Abstract - Chatbots, whose potential for language learning have caused controversy among Second Language Acquisition (SLA) researchers (Atwell, 1999; Fryer & Carpenter, 2006; Fryer & Nakao, 2009; Parker, 2005, Coniam, 2014; Jia, 2004; Chantarotwong, 2005) are intelligent conversational systems stimulating human interlocutors with voice or text. In this paper, two different types of chatbots (pedagogical chatbot Tutor Mike and conversational chatbot Mitsuku) were selected to investigate their potential for foreign language learning by exploring the frequency and patterns of Negotiation for Meaning (NfM) in CMC interactions. 8 Chinese EFL learners were randomly divided into two groups (lower and higher-level learners), and all learners interacted with both the pedagogical and conversational chatbot in a switching replications research design. Data were analysed through content analysis to identify the number of NfM instances observed, the different stages of NfM, trigger types, modified output and learners' perceptions.
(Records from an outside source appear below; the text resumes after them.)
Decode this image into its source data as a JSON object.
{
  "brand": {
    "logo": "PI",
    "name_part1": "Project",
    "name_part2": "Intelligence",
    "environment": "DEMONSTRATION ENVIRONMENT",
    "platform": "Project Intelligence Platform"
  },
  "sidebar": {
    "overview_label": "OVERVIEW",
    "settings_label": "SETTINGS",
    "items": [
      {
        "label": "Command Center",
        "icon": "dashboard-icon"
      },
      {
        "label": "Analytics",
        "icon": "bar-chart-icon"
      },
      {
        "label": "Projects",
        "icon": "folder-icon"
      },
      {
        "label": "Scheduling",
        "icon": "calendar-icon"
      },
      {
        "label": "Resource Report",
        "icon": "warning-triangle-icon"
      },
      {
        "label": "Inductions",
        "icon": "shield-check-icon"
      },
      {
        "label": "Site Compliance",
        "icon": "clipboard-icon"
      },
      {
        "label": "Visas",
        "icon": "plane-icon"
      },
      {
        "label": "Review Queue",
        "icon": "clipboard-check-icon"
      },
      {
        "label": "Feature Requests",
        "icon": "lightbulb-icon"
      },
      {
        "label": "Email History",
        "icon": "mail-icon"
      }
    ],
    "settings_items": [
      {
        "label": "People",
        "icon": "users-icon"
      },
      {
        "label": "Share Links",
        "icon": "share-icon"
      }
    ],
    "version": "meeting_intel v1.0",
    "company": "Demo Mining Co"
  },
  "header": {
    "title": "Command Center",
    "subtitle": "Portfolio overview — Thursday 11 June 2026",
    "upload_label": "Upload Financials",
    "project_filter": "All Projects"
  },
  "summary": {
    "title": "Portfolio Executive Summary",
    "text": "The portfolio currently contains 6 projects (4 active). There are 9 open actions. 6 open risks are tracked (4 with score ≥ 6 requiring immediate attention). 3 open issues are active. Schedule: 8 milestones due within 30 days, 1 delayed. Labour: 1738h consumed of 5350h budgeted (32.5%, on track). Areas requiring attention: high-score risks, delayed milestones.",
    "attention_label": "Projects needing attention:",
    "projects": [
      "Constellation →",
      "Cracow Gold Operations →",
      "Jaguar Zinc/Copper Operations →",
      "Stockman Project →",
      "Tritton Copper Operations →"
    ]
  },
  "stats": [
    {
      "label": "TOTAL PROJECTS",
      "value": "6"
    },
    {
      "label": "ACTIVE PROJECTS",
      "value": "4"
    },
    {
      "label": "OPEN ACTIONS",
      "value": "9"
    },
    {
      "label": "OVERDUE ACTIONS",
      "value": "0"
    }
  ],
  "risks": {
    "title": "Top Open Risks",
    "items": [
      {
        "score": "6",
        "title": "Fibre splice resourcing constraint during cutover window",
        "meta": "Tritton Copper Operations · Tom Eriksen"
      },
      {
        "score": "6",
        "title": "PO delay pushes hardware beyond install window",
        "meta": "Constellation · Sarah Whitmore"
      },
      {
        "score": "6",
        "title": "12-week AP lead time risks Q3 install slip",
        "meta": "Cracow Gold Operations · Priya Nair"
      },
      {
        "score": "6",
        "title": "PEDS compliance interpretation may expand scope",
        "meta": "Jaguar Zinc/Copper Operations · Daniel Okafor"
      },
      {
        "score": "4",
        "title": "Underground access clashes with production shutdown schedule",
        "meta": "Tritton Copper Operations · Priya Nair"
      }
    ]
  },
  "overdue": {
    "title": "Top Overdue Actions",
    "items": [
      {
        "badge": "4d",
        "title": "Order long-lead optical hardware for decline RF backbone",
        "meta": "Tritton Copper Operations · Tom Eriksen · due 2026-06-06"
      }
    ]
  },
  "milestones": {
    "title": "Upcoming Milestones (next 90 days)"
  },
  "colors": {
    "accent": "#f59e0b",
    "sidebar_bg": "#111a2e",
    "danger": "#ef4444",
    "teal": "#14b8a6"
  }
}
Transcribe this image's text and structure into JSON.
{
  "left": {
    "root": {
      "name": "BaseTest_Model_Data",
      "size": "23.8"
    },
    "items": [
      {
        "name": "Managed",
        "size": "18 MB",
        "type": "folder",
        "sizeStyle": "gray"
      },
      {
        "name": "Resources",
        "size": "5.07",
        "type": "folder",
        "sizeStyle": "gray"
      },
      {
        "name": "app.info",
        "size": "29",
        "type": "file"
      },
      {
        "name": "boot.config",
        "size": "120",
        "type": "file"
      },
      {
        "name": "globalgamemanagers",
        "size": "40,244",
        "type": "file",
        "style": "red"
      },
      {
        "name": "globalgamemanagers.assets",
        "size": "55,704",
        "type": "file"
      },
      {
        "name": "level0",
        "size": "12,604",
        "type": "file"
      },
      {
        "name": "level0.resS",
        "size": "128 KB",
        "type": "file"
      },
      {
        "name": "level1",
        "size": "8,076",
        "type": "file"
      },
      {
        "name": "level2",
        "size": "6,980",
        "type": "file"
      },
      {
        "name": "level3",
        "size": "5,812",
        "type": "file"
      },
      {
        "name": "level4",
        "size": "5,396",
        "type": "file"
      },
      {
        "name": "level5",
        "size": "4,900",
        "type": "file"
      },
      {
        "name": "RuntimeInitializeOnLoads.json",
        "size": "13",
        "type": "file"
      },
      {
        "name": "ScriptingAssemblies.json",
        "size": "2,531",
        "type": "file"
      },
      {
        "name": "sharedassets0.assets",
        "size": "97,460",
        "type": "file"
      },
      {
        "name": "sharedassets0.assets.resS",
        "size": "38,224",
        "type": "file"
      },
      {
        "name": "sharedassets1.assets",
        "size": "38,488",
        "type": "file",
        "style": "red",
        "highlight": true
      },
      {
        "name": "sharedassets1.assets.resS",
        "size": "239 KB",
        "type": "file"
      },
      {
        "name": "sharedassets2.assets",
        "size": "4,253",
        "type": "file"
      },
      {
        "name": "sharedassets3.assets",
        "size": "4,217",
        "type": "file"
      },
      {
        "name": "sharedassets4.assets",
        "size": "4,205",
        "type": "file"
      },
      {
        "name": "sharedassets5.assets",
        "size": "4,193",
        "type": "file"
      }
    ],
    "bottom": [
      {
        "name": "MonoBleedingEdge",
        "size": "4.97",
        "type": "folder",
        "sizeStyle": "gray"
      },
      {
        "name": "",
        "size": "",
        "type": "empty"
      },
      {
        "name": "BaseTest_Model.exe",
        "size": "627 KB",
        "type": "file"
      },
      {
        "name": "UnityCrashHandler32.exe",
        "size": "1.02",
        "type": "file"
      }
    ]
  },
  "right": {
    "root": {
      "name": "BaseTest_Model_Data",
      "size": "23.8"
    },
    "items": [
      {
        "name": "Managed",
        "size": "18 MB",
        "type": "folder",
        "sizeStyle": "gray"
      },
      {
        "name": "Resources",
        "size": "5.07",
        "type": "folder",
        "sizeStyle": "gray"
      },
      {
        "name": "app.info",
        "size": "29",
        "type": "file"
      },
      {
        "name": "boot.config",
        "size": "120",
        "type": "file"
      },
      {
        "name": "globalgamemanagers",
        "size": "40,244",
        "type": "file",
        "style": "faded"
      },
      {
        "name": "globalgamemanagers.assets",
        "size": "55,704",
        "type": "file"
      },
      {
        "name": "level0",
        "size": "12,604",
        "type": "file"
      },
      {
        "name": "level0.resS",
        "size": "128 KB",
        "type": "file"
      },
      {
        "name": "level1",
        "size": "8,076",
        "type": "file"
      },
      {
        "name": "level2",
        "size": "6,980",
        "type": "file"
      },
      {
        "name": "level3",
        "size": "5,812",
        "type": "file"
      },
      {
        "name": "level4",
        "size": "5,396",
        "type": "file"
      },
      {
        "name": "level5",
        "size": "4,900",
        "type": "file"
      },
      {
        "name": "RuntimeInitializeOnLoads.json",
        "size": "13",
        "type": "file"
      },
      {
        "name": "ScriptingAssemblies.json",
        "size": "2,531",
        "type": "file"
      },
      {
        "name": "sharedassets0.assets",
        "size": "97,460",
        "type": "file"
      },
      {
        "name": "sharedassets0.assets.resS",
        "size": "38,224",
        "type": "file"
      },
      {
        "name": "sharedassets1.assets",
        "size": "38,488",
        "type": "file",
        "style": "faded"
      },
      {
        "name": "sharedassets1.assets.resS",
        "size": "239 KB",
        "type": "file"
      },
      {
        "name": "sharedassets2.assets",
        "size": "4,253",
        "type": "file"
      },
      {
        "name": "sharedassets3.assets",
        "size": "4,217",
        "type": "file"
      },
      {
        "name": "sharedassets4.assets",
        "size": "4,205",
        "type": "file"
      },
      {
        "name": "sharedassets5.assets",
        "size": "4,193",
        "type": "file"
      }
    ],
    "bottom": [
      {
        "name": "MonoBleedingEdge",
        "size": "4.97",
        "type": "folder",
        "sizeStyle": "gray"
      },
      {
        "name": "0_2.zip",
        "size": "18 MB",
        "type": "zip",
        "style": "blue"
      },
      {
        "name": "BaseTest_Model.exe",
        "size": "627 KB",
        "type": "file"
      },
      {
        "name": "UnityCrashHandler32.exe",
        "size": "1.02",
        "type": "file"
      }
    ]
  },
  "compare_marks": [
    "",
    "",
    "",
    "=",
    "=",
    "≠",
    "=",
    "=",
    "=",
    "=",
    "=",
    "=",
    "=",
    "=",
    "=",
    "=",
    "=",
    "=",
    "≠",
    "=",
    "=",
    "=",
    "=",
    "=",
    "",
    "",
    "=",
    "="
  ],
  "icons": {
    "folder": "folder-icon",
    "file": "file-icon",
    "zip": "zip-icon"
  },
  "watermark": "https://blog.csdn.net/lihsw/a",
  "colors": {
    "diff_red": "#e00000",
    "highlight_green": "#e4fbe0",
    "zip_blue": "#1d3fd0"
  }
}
The findings of this study indicate that while learners with low language levels would benefit most from interactions with pedagogical agents, high language level learners expressed dissatisfaction with chatbots and a low level of engagement was observed in their interactions with the pedagogical chatbot.

Google_AI.png

Authors - Daniel Adiwardana, Minh-Thang Luong, David R. So, Jamie Hall, Noah Fiedel, Romal Thoppilan, Zi Yang, Apoorv Kulshreshtha, Gaurav Nemade, Yifeng Lu, Quoc V. Le

Abstract - We present Meena, a multi-turn open-domain chatbot trained end-to-end on data mined and filtered from public domain social media conversations. This 2.6B parameter neural network is simply trained to minimize perplexity of the next token. We also propose a human evaluation metric called Sensibleness and Specificity Average (SSA), which captures key elements of a human-like multi-turn conversation. Our experiments show strong correlation between perplexity and SSA. The fact that the best perplexity end-to-end trained Meena scores high on SSA (72% on multi-turn evaluation) suggests that a human-level SSA of 86% is potentially within reach if we can better optimize perplexity. Additionally, the full version of Meena (with a filtering mechanism and tuned decoding) scores 79% SSA, 23% higher in absolute SSA than the existing chatbots we evaluated.

icicci.png

Authors - Shivang Verma, Lakshay Sahni, Moolchand Sharma

Abstract - A chatbot is computer software that employs Natural Language Processing and Pattern Recognition techniques to provide appropriate answers to questions posed by humans. In this paper, we are analyzing and comparing the total accuracy score of the following chatbots: Rose, Google Assistant, Siri, Machine Comprehension Chatbot, Mitsuku, Jabberwacky, ALICE and Eliza based on the answers provided by them to a set of predefined questions. The chatbots were broadly analyzed on three focal parameters: 1. Assessment of Factual Questions, 2. Assessment of Conversational Attributes, and 3. Evaluation of Exceptional queries. The paper produces conclusive comparisons and conclusions and then ranks these chatbots according to their performance in the above-mentioned focal points. These focal points help in assessing the chatbots according to their responses by assigning a rank to each chatbot concerning others. The final level is evaluated by averaging grades attained in the three parameters above.

tsu.png

Authors - Mina Park, Milam Aiken, Mahesh Vanjani

Abstract - Several studies have tested chatbots for their abilities to emulate human conversation, but few have evaluated the systems’ general knowledge. In this study, we asked two chatbots (Mitsuku and Tutor) and a digital assistant (Cortana) several questions and compared their answers to 67 humans’ answers. Results showed that while Tutor and Cortana performed poorly, the accuracies of Mitsuku and the humans were not significantly different. As expected, the chatbots and Cortana answered factual questions more accurately than abstract questions.